Gold Mountain has 400 lots, and only 85 residents, so communicating with neighbors in an emergency could be daunting. Still, where possible, residents were encouraged to reach out, know who was home and who would need help. She also said that most people are underinsured, and now is the time to make sure your homeowners insurance coverage is based on current replacement cost. It’s also important to video or photograph your house and valuables for a possible insurance claim.

Another important way to prepare is to have certain apps and communication systems in place. Plumas County has a Code Red Emergency Alert system which will warn you of local emergencies. Sign up here: www.plumascounty.us/2163/CodeRed-Emergency-Alert-System.

Join and follow these pages on Facebook: U.S. Forest Service – Plumas National Forest and Plumas County Sheriff’s Office. Also, check out the CalFire fire map website: www.fire.ca.gov/general/firemaps. These sources may also alert you to which evacuation routes are safe to take.
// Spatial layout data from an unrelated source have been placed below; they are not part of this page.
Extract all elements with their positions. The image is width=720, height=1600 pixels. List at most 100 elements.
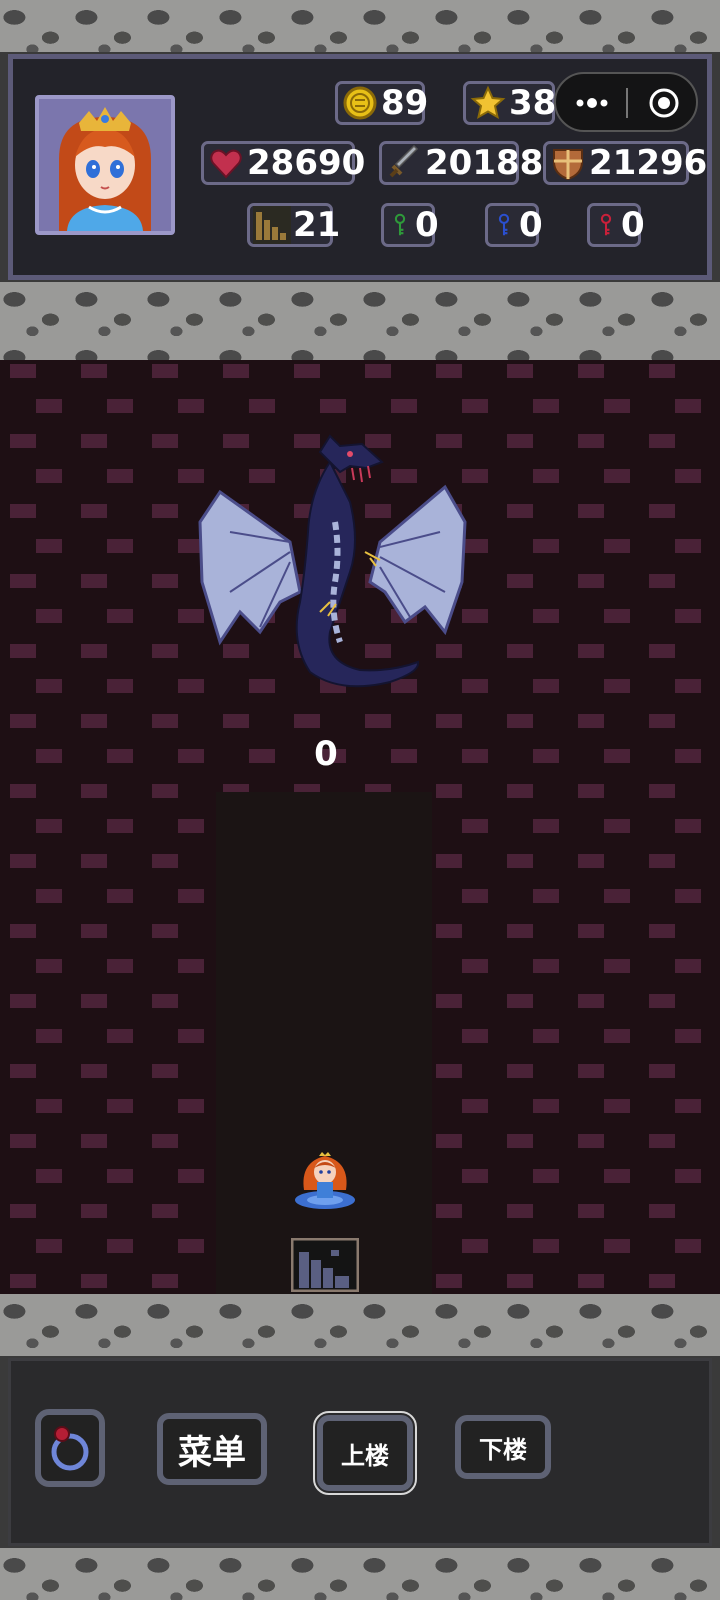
blue-key-value: 0 (519, 205, 543, 245)
wall-brick (675, 399, 701, 413)
more-button[interactable] (564, 82, 620, 124)
wall-brick (36, 819, 62, 833)
wall-brick (152, 364, 178, 378)
wall-brick (81, 1064, 107, 1078)
wall-brick (107, 889, 133, 903)
wall-brick (507, 1204, 533, 1218)
wall-brick (578, 574, 604, 588)
go-downstairs-button[interactable]: 下楼 (455, 1415, 551, 1479)
wall-brick (533, 609, 559, 623)
ring-item-button[interactable] (35, 1409, 105, 1487)
menu-button[interactable]: 菜单 (157, 1413, 267, 1485)
wall-brick (365, 714, 391, 728)
go-upstairs-button[interactable]: 上楼 (313, 1411, 417, 1495)
wall-brick (178, 1169, 204, 1183)
wall-brick (533, 679, 559, 693)
wall-brick (36, 539, 62, 553)
wall-brick (107, 819, 133, 833)
wall-brick (533, 959, 559, 973)
wall-brick (507, 1134, 533, 1148)
wall-brick (578, 1204, 604, 1218)
wall-brick (178, 1099, 204, 1113)
wall-brick (178, 959, 204, 973)
wall-brick (81, 854, 107, 868)
wall-brick (391, 749, 417, 763)
wall-brick (36, 889, 62, 903)
wall-brick (320, 399, 346, 413)
wall-brick (152, 1274, 178, 1288)
heart-icon (210, 149, 242, 179)
stairs-up-tile[interactable] (291, 1238, 359, 1292)
wall-brick (578, 854, 604, 868)
target-icon (649, 88, 679, 118)
wall-brick (533, 819, 559, 833)
wall-brick (578, 1274, 604, 1288)
hero-avatar (35, 95, 175, 235)
wall-brick (436, 924, 462, 938)
wall-brick (578, 364, 604, 378)
wall-brick (436, 1274, 462, 1288)
coin-icon (343, 86, 377, 120)
wall-brick (533, 889, 559, 903)
wall-brick (81, 434, 107, 448)
more-icon (576, 98, 608, 108)
gold-counter: 89 (335, 81, 428, 125)
floor-counter: 21 (247, 203, 340, 247)
wall-brick (36, 1099, 62, 1113)
wall-brick (36, 469, 62, 483)
red-key-value: 0 (621, 205, 645, 245)
wall-brick (604, 679, 630, 693)
wall-brick (533, 1169, 559, 1183)
wall-brick (507, 574, 533, 588)
wall-brick (107, 399, 133, 413)
green-key-icon (394, 213, 406, 236)
capsule-divider (626, 88, 628, 118)
wall-brick (675, 1239, 701, 1253)
wall-brick (675, 469, 701, 483)
wall-brick (10, 924, 36, 938)
wall-brick (533, 399, 559, 413)
star-counter: 38 (463, 81, 557, 125)
wall-brick (462, 819, 488, 833)
wall-brick (81, 994, 107, 1008)
wall-brick (107, 469, 133, 483)
defense-value: 21296 (589, 143, 708, 183)
wall-brick (675, 539, 701, 553)
stairs-icon (253, 206, 291, 244)
wall-brick (152, 434, 178, 448)
wall-brick (462, 959, 488, 973)
wall-brick (649, 924, 675, 938)
wall-brick (578, 644, 604, 658)
wall-brick (152, 504, 178, 518)
stone-border-middle (0, 282, 720, 360)
wall-brick (578, 924, 604, 938)
wall-brick (294, 714, 320, 728)
dragon-enemy[interactable] (190, 432, 480, 712)
hp-counter: 28690 (201, 141, 365, 185)
wall-brick (107, 539, 133, 553)
wall-brick (578, 1134, 604, 1148)
wall-brick (604, 889, 630, 903)
wall-brick (604, 1169, 630, 1183)
star-icon (470, 85, 506, 120)
princess-player (295, 1152, 355, 1209)
wall-brick (507, 434, 533, 448)
wall-brick (10, 364, 36, 378)
wall-brick (533, 1239, 559, 1253)
wall-brick (578, 1064, 604, 1078)
close-miniprogram-button[interactable] (636, 82, 692, 124)
wall-brick (578, 994, 604, 1008)
wall-brick (675, 959, 701, 973)
wall-brick (152, 1064, 178, 1078)
wall-brick (462, 1239, 488, 1253)
game-board[interactable]: 0 (0, 360, 720, 1294)
wall-brick (81, 364, 107, 378)
blue-key-counter: 0 (485, 203, 543, 247)
wall-brick (462, 889, 488, 903)
wall-brick (81, 714, 107, 728)
wall-brick (533, 1099, 559, 1113)
wall-brick (107, 609, 133, 623)
wall-brick (649, 784, 675, 798)
star-value: 38 (509, 83, 557, 123)
wall-brick (533, 1029, 559, 1043)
Finally, said Kogge, take red flag warnings seriously. These are issued by the National Weather Service and alert you when conditions are ideal for wildland fire combustion and rapid spread. CalFire promotes a Ready, Set, Go wildfire preparation plan that includes: 1. ready: defensible space creation; 2. set: evacuation pre-preparations, and 3. go!: evacuate.

Kogge said when you get a red flag warning, you already should have done your ready, set, and be prepared to go!